Начало восстания в романе “Тихий Дон” дается через восприятие Михаила Кошевого, и оно идентично тому, что рассказывает Павел Кудинов. “Выстрелы немо захлопали где-то за станицей, около сосен, в направлении на Черную. Мишка побелел, выронил папиросу. Все бывшие в доме кинулись во двор. Выстрелы гремели уже полнозвучно и веско. Возраставшую пачечную стрельбу задавил залп, завизжали пули, заклацали, вгрызаясь в обшивку сараев, в ворота... Началась гибельная паника” (3 — 4, 129). Как видите, в романе все началось также с окружения станицы и паники. Причем “выбили из Вешенской Фомина”, сообщается в романе, именно “решетовцы, дубровцы и черновцы” (3 — 4, 134).

Шолохов прекрасно знал, что окружила Вешенскую и захватила ее решетовская сотня, формировавшаяся из казаков хуторов, лежавших по речке Решетовке и вокруг станицы Вешенской, включая Черновку, Чигонаки, Дубровку и др. Как уточнил во время допроса 9 ноября 1944 года Павел Кудинов, “впоследствии, при большом увеличении этой группой стал командовать Суяров”.
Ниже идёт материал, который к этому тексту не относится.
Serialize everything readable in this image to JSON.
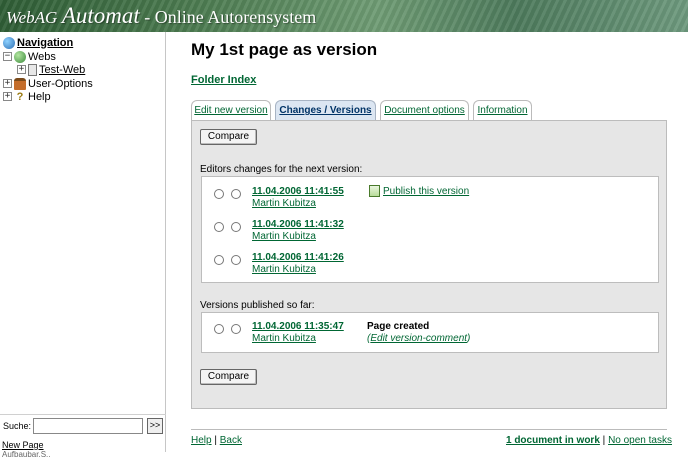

Чтобы обо всем этом столь правдиво рассказать в “Тихом Доне”, необходимо было, опять-таки, все это знать. О том, как начиналось восстание в Вешенской, досконально знал Павел Кудинов, который последние недели перед восстанием был адъютантом у командира 28-й “красной” дивизии Фомина и заведующим военным отделом Вешенского исполкома и, как будет показано далее, принимал участие в подготовке восстания. Но, находясь в эмиграции, он, естественно, не мог рассказать об этих подробностях будущему автору “Тихого Дона”.